Increasingly, people are looking for more gentle ways of living as an alternative to unsustainable modes of production and consumption, and many of them turn to the writings of author, environmentalist, and social critic, Henry David Thoreau.
In 1845 Thoreau built his home and monument to simplicity next to Walden Pond near Concord, Massachusetts. He used found and recycled materials to keep costs down, and reduce his environmental impact.
To build a replica of his cost-cutting cabin today would only cost about $3000, if you could find a neighborhood willing to accept a home so... sensible. His 150 square foot house would have to be at least 10 times larger to meet the minimum size requirements of today's residential developments where size definitely matters.
|Thoreau's 150 sq. ft. cabin was built by hand from found|
and reclaimed materials
Thoreau's minimal approach did not end when his house was done. He stocked his home with the same eye to keeping his life as simple and carefree as possible, and only kept what added to his basic life, and no more.

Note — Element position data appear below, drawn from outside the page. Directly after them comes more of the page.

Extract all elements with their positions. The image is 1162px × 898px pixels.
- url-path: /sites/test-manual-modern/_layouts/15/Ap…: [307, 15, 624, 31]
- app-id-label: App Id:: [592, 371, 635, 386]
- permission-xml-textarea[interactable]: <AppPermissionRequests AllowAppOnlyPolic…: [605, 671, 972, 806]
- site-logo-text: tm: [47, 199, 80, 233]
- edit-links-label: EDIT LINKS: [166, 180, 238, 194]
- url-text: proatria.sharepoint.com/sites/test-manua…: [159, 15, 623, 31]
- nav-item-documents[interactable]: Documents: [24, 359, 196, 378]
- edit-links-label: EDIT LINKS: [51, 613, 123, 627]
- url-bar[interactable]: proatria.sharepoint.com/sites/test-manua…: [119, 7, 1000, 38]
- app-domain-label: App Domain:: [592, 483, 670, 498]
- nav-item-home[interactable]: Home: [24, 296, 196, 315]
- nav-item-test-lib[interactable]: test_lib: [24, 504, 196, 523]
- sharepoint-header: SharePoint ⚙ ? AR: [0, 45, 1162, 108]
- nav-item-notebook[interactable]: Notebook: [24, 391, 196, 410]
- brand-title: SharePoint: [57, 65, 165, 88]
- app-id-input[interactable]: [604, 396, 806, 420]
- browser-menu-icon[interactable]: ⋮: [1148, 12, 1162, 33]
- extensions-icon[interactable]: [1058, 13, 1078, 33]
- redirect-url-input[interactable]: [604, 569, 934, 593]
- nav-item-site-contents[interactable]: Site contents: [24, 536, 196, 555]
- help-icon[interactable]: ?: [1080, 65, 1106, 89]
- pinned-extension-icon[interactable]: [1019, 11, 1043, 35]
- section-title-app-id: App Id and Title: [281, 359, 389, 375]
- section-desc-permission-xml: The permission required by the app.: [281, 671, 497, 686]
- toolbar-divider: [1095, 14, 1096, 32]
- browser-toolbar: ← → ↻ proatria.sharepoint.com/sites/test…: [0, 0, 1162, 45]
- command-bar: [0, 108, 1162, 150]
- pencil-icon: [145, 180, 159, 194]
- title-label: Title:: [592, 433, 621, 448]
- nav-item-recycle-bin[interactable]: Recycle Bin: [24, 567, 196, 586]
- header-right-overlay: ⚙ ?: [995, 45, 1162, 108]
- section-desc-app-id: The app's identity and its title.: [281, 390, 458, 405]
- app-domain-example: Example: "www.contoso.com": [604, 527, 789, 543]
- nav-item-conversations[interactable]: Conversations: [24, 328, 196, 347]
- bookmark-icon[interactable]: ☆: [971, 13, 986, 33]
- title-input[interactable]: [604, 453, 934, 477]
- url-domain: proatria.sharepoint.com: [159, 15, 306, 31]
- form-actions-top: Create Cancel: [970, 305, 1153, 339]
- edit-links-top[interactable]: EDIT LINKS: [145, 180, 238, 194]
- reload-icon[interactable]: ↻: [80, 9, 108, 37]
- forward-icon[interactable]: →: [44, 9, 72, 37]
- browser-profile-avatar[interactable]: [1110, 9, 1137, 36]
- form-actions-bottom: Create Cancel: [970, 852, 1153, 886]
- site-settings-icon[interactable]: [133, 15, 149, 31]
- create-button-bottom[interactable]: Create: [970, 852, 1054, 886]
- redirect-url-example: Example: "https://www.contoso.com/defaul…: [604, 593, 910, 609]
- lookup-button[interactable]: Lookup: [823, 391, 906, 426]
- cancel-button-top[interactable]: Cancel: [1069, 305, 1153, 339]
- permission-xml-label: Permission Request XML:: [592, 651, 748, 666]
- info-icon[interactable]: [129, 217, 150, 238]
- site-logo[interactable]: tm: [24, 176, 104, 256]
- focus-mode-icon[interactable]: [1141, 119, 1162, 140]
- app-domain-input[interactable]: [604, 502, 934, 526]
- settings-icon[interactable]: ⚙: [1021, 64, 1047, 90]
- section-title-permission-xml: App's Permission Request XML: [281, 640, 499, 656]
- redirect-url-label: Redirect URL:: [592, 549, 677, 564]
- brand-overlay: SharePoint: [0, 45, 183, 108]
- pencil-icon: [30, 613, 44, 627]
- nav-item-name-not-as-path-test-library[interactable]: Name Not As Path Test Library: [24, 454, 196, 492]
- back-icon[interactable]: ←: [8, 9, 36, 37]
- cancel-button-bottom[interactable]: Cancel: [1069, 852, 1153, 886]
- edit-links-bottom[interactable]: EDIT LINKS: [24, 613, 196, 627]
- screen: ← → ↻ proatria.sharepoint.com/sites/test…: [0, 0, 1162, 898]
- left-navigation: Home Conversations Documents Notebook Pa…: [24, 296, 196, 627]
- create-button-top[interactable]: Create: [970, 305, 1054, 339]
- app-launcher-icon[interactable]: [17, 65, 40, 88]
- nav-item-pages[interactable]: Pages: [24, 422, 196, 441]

Thoreau considered many wealthy people to be little more than the janitors of their possessions, for when did they actually have time to enjoy them? Henry David treasured relationships, nature, and freedom over possessions.
Because he kept his possessions to a minimum, and did without extras like coffee, tea, milk, and meat, Thoreau could choose to work less.
The ideal work schedule for a week on Walden Pond was one day of work, and six days of leisure. He wrote, “The order of things should be somewhat reversed – the seventh should be a man’s day of toil…and the other six his Sabbath…”. This radical plan would amount to six weeks of work per year, a schedule most people would find sufficiently relaxing.
Thoreau's amazing feats of simplicity model for us a way of living that minimizes environmental damage, and maximizes personal freedom, responsibility, and enjoyment.
“Most of the luxuries, and many of the so-called comforts of life," he warned, "are not only not indispensable but positive hindrances to the elevation of mankind.”
|The spartan interior of Thoreau's cabin - all you need.|
"Live simply. Be free." is the lesson Thoreau shares with us in his amazing feats of simplicity.